Da tripulação do Lancaster, quatro morreram na queda, dois conseguiram saltar em paraquedas, e Alchemadefoi salvo pelo destino.

Os meticulosos oficiais alemães redigiram um termo atestando todo o ocorrido, documento que foi recolhido e transcrito pelas Forças Armadas inglesas. De seu aprisionamento até o final da guerra, Alchemade tornou-se um prisioneiro famoso por sua aventura. Até a imprensa alemã o fotografou antes de ser recolhido ao campo Stalag Luft III, na Polônia.

Findo o conflito, Alchemade deu muitas entrevistas, uma das quais está disponível no Youtube. Escreveu um artigo publicado pela revista “Selections of Reader’s Digest: “Eu caí de 6.0000 metros e estou vivo”. Em um dos depoimentos, declarou:

Avro Lancaster voando sobre a França, em 1944, observando-se a pequena nacele de cauda com suas quatro metralhadoras.

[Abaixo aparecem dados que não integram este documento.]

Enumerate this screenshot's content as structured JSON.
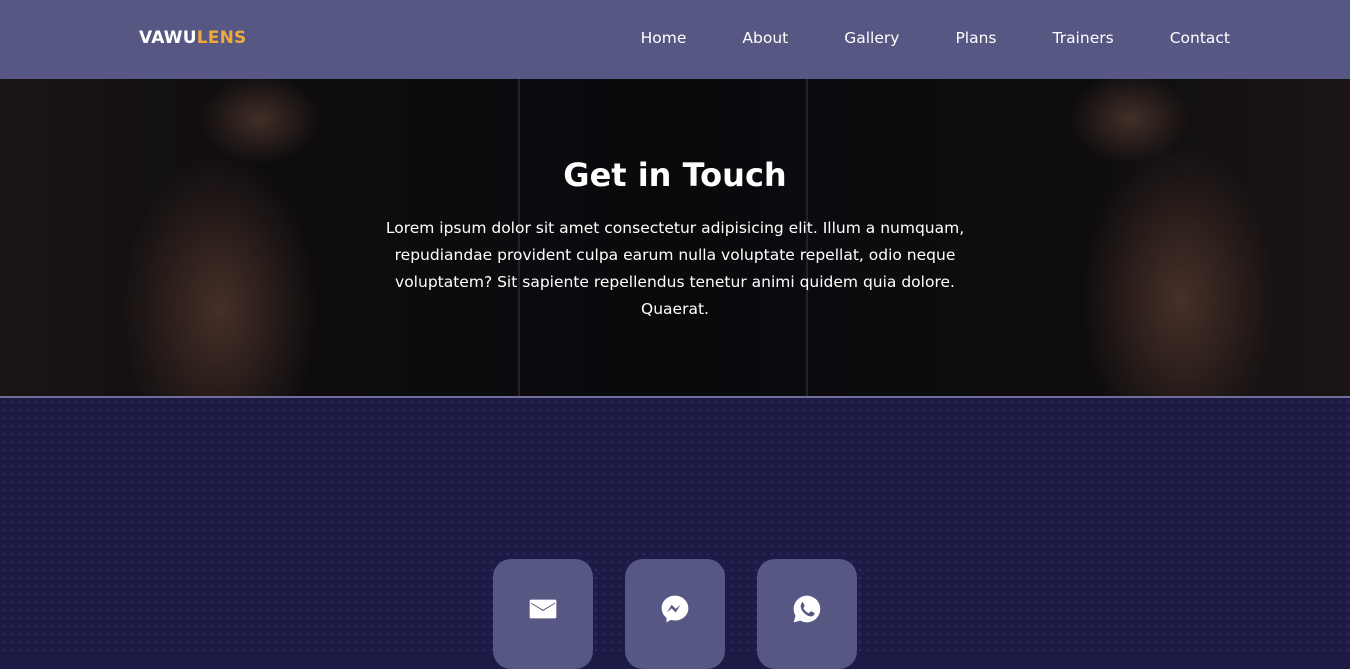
{
  "navbar": {
    "logo_part1": "VAWU",
    "logo_part2": "LENS",
    "links": [
      "Home",
      "About",
      "Gallery",
      "Plans",
      "Trainers",
      "Contact"
    ],
    "colors": {
      "background": "#575784",
      "logo_accent": "#f2a93b",
      "text": "#ffffff"
    }
  },
  "hero": {
    "title": "Get in Touch",
    "text": "Lorem ipsum dolor sit amet consectetur adipisicing elit. Illum a numquam, repudiandae provident culpa earum nulla voluptate repellat, odio neque voluptatem? Sit sapiente repellendus tenetur animi quidem quia dolore. Quaerat."
  },
  "contact": {
    "icons": [
      "email-icon",
      "messenger-icon",
      "whatsapp-icon"
    ],
    "colors": {
      "section_background": "#1d1a46",
      "button_background": "#575784"
    }
  }
}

“…Se eu tivesse ficado, eu teria queimado até a morte, e minhas roupas já estavam em chamas e meu rosto e minhas mãos estavam em queimaduras, apesar de que, naquele momento, eu nem percebia a dor por causa de meu estado de super excitamento… Eu decidi pular e terminar tudo aquilo o mais rápido e limpo que eu pudesse. Eu girei a torre à estibordo, e, sem nem ao menos me importar em tirar meu capacete e meu intercom, dei um pulo para atrás ao encontro do céu noturno…”

Realmente a Morte não tinha pressa em ceifar nosso herói. Depois da guerra, ele foi trabalhar em uma indústria química em sua vila natal de Loughborough, onde escapou de três acidentes industriais graves. Após o terceiro, decidiu tornar-se comerciário.

Nikolas Alchemade faleceu de causas naturais aos 64 anos, em junho de 1987.

O impossível acontece? Acontece querido leitor. Mas eu recomendo veementemente sempre seguir a máxima difundida por Carl Sagan: “Alegações extraordinárias exigem evidências extraordinárias”. E, no caso de nosso personagem de hoje, os documentos e testemunhos alemães foram evidências realmente extraordinárias… Até a próxima.